Now, Biden and Blinken have taken casual disdain for victims of genocide to a new level. Toward the tail end of his rule Siad Barre, Somalia’s Cold War-era dictator, sought to eradicate the Isaaq clan, one of the five major clans of Somalia. First the discrimination and then the attempted genocide of the population of the Somaliland region of Somalia was the major reason why Somaliland in 1991 re-asserted the independence it had briefly enjoyed prior to its union with Italian Somaliland.

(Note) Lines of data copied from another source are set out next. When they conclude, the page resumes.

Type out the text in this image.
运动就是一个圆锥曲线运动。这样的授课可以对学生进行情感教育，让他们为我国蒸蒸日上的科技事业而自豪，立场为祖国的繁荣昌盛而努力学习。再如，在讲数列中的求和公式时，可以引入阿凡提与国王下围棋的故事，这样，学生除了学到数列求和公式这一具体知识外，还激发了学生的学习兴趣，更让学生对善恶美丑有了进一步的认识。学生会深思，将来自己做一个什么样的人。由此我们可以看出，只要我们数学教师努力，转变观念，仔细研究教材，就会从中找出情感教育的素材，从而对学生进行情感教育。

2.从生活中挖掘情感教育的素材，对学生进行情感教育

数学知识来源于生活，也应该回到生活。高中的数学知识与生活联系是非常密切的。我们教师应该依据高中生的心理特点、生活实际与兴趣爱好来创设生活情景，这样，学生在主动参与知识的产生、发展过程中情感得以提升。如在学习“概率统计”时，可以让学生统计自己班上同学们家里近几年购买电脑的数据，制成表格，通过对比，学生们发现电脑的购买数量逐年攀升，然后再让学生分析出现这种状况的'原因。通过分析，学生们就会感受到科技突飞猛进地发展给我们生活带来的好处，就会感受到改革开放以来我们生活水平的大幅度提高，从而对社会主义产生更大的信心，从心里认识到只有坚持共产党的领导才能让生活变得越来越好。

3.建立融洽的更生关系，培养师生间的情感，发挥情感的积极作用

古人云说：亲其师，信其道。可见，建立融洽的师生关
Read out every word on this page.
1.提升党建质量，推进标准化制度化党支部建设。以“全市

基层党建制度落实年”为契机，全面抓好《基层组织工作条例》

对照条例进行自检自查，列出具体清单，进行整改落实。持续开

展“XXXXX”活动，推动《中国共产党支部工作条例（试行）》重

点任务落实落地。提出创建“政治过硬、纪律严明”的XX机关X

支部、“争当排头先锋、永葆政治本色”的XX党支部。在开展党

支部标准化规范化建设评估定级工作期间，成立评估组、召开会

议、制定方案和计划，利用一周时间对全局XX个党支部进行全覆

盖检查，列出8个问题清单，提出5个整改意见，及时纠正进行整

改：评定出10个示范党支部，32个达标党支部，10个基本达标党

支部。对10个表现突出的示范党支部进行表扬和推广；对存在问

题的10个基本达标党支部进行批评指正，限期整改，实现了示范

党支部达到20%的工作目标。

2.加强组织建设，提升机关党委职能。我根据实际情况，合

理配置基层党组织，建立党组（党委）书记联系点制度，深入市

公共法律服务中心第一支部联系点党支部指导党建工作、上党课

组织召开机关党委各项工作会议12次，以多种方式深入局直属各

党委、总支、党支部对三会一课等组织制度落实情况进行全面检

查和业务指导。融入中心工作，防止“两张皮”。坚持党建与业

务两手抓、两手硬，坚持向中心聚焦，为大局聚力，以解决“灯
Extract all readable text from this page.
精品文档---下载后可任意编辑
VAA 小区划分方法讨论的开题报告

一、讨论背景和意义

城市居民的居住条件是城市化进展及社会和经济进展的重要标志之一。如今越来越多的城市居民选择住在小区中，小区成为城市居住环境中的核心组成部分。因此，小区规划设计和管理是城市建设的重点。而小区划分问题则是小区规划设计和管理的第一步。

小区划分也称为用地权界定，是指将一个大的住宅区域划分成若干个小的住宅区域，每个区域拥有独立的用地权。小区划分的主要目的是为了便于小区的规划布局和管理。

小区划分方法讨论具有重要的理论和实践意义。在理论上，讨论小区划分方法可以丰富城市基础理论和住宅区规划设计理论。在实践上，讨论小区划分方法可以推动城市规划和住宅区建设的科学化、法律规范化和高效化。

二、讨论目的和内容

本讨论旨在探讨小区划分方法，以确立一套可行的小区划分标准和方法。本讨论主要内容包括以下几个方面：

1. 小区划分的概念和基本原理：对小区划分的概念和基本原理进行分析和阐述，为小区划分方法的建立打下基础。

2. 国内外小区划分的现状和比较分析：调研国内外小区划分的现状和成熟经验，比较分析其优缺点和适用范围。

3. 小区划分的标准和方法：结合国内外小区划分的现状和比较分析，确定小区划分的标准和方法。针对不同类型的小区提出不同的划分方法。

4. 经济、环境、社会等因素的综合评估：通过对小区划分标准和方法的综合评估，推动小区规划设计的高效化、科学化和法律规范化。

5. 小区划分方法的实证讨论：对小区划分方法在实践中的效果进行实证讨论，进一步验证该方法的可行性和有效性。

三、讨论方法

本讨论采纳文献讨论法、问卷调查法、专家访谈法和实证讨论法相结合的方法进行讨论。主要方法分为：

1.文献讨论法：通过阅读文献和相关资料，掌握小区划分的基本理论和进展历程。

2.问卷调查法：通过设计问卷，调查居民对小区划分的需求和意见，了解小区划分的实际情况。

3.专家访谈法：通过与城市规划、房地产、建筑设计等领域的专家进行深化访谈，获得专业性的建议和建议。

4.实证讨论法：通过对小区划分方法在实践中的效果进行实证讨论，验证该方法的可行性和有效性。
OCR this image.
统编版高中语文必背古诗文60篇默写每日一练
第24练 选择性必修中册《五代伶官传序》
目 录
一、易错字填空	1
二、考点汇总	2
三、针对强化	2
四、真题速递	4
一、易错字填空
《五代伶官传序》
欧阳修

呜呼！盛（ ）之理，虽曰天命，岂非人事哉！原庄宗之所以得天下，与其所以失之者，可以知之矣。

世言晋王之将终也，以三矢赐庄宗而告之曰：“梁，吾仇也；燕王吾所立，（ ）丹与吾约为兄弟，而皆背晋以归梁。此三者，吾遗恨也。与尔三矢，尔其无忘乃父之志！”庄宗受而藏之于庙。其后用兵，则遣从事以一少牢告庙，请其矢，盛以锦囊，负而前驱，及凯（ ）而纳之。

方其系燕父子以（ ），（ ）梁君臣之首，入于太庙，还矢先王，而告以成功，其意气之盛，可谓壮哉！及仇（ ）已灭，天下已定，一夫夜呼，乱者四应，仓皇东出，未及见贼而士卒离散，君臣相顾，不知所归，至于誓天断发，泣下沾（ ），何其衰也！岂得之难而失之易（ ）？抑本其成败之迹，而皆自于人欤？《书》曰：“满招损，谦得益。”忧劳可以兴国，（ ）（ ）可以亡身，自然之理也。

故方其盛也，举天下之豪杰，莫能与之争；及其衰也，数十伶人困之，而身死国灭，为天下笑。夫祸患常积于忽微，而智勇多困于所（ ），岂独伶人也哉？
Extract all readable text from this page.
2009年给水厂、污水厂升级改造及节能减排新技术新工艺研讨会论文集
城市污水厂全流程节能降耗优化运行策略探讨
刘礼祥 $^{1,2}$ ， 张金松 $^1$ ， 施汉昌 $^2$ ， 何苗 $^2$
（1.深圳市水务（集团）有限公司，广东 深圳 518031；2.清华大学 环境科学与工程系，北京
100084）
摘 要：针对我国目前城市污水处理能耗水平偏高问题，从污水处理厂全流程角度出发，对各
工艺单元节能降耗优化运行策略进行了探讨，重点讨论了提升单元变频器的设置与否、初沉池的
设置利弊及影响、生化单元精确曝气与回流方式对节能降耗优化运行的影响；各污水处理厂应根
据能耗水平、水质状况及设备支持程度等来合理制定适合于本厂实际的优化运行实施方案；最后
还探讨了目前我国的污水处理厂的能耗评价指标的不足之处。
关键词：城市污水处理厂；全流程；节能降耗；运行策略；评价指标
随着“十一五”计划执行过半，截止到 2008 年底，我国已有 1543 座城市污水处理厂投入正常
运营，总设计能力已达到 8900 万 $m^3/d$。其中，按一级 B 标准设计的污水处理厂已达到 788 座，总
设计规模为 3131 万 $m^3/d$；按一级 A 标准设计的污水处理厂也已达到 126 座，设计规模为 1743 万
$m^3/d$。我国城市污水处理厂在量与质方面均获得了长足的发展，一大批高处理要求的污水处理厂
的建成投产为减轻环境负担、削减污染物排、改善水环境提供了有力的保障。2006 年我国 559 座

For the past six months, fighting has occurred in the Sool region of Somaliland. It is not organic. Rather, it is part proxy war between China and Taiwan, part effort by Siad Barre’s Darood clan to reassert supremacy, and part attempt by al-Shabaab and Somali irredentists to attack the only regional democracy.

Blinken has sided with China, Russia, and Al-Shabaab against Somaliland due to the State Department’s embrace of a “One Somalia” policy. Put aside the fact that such a policy is a unicorn. It is imaginary. It appears nowhere in print and seems instead to be false conventional wisdom passed down through recent generations of Africa hands.

Perhaps this is why, in a recent UN Security Council press release, the US acquiesced to Russia and China and put “Somaliland” in quotes to report that the Security Council “condemned the violent clashes between ‘Somaliland’ security forces and clan militia.” Not only does such a statement draw moral equivalence between perpetrator and victim, but it also suggests that residents of Somaliland who have rebuilt from the ashes of attempted genocide are somehow illegitimate. No other geographic entity appears to get that treatment.

Put another way, would Biden and Blinken write about Europe’s “Jews,” Rwanda’s “Tutsis,” China’s “Uyghurs,” or Nagorno-Karabakh’s “Armenians?” If they did, observers would recognize it as questioning the legitimacy of those groups as a people.

While this is not the first time the UN has used scare-quotes to delegitimize Somaliland—Power signed off on the calumny when she was UN ambassador—the context of doing so as calls for Somaliland’s eradication escalate should raise serious questions about the morality and judgment of both Biden and Blinken.